Поэтому Уилф ждал, размышляя, как же они отдалились друг от друга. Гарри вдруг вскочил с кровати.
— Сейчас я тебе кое‑что покажу.
Он пошел к нише, отодвинул занавеску и вытащил дипломат, в котором хранились его профсоюзный билет, карточка медобслуживания, пачка писем от приятелей по военной службе, несколько фунтов, отложенных про черный день, свидетельство о страховом взносе на пятьсот фунтов, две или три книги в завлекательных бумажных обложках, отнюдь не соответствовавших их содержанию. Несмотря на размашисто — раскованные манеры, Гарри на самом деле был методично — аккуратен и даже бережлив — черта, которую он, должно быть, унаследовал от матери. В чемодане среди вещей была связка фотографий, завернутая в большой клеенчатый кисет, их‑то он и вытащил.

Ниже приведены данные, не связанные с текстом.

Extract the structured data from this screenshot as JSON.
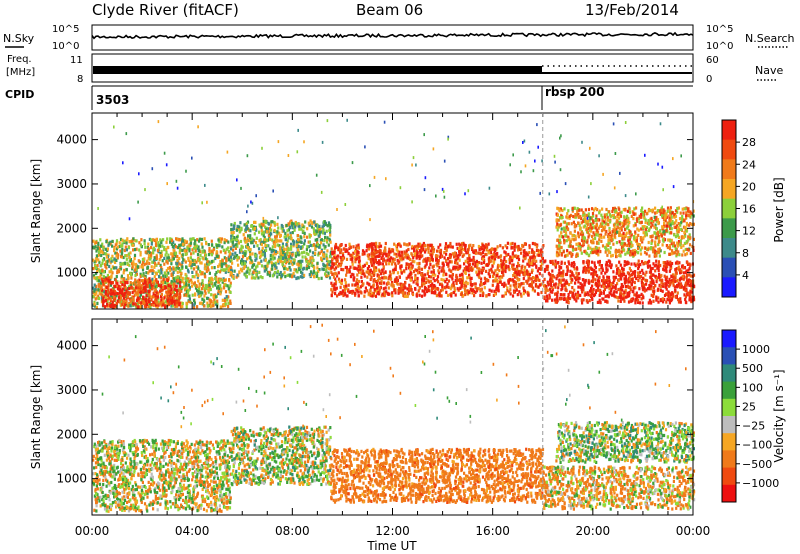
{
  "header": {
    "title": "Clyde River (fitACF)",
    "beam": "Beam 06",
    "date": "13/Feb/2014"
  },
  "strips": {
    "nsky_label": "N.Sky",
    "nsearch_label": "N.Search",
    "freq_label_line1": "Freq.",
    "freq_label_line2": "[MHz]",
    "nave_label": "Nave",
    "cpid_label": "CPID",
    "cpid_start": "3503",
    "cpid_change": "rbsp 200",
    "nsky_ticks": [
      "10^5",
      "10^0"
    ],
    "nsearch_ticks": [
      "10^5",
      "10^0"
    ],
    "freq_ticks": [
      "11",
      "8"
    ],
    "nave_ticks": [
      "60",
      "0"
    ],
    "cpid_change_hour": 18.0
  },
  "colors": {
    "power": [
      "#1a1aff",
      "#2a4fb5",
      "#3d8a8a",
      "#3c9a4a",
      "#8ccf3a",
      "#f5a623",
      "#f07a1a",
      "#f04a10",
      "#ee2010"
    ],
    "velocity": [
      "#1a1aff",
      "#2a50b5",
      "#2f8a7a",
      "#3aa03a",
      "#8cdc3a",
      "#bdbdbd",
      "#f5a623",
      "#f07a1a",
      "#f04a10",
      "#ee1010"
    ]
  },
  "chart_data": [
    {
      "type": "heatmap",
      "panel": "power",
      "ylabel": "Slant Range [km]",
      "yticks": [
        1000,
        2000,
        3000,
        4000
      ],
      "ylim": [
        180,
        4600
      ],
      "xlim": [
        0,
        24
      ],
      "colorbar_label": "Power [dB]",
      "colorbar_ticks": [
        "28",
        "24",
        "20",
        "16",
        "12",
        "8",
        "4"
      ],
      "colorbar_range": [
        0,
        30
      ],
      "echo_bands": [
        {
          "t0": 0.0,
          "t1": 5.5,
          "r0": 250,
          "r1": 1800,
          "value": 16
        },
        {
          "t0": 0.3,
          "t1": 3.5,
          "r0": 250,
          "r1": 900,
          "value": 27
        },
        {
          "t0": 5.5,
          "t1": 9.5,
          "r0": 900,
          "r1": 2200,
          "value": 14
        },
        {
          "t0": 9.5,
          "t1": 18.0,
          "r0": 500,
          "r1": 1700,
          "value": 26
        },
        {
          "t0": 18.0,
          "t1": 24.0,
          "r0": 350,
          "r1": 1300,
          "value": 29
        },
        {
          "t0": 18.5,
          "t1": 24.0,
          "r0": 1400,
          "r1": 2500,
          "value": 20
        }
      ]
    },
    {
      "type": "heatmap",
      "panel": "velocity",
      "ylabel": "Slant Range [km]",
      "yticks": [
        1000,
        2000,
        3000,
        4000
      ],
      "ylim": [
        180,
        4600
      ],
      "xlim": [
        0,
        24
      ],
      "xlabel": "Time UT",
      "xticks": [
        "00:00",
        "04:00",
        "08:00",
        "12:00",
        "16:00",
        "20:00",
        "00:00"
      ],
      "colorbar_label": "Velocity [m s⁻¹]",
      "colorbar_ticks": [
        "1000",
        "500",
        "100",
        "25",
        "−25",
        "−100",
        "−500",
        "−1000"
      ],
      "echo_bands": [
        {
          "t0": 0.0,
          "t1": 5.5,
          "r0": 300,
          "r1": 1900,
          "value": 0
        },
        {
          "t0": 5.5,
          "t1": 9.5,
          "r0": 900,
          "r1": 2200,
          "value": 50
        },
        {
          "t0": 9.5,
          "t1": 18.0,
          "r0": 500,
          "r1": 1700,
          "value": -300
        },
        {
          "t0": 18.0,
          "t1": 24.0,
          "r0": 350,
          "r1": 1300,
          "value": -100
        },
        {
          "t0": 18.5,
          "t1": 24.0,
          "r0": 1400,
          "r1": 2300,
          "value": 100
        }
      ]
    }
  ]
}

Уилф видел эти фотографии раньше. В основном там были групповые снимки солдат, с которыми Гарри служил на Кипре и в Западной Германии. Никому, кроме самих изображенных, эти фото не могли быть интересны, но они отражали еще одну сторону, где Гарри имел явное превосходство. Имея специальность, которая позволяла освободиться от армии, он осознанно пошел на испытания солдатской службы, а подлежащий набору Уилф из‑за болезни уха в армию не попал. Брату особенно нравилась одна фотография: на ней он изображен сидящим на осле, тут же стоит приятель и трясет морковкой перед носом равнодушного животного. Гарри на мгновенье перестал перебирать фотографии, быстро взглянул на Уилфа.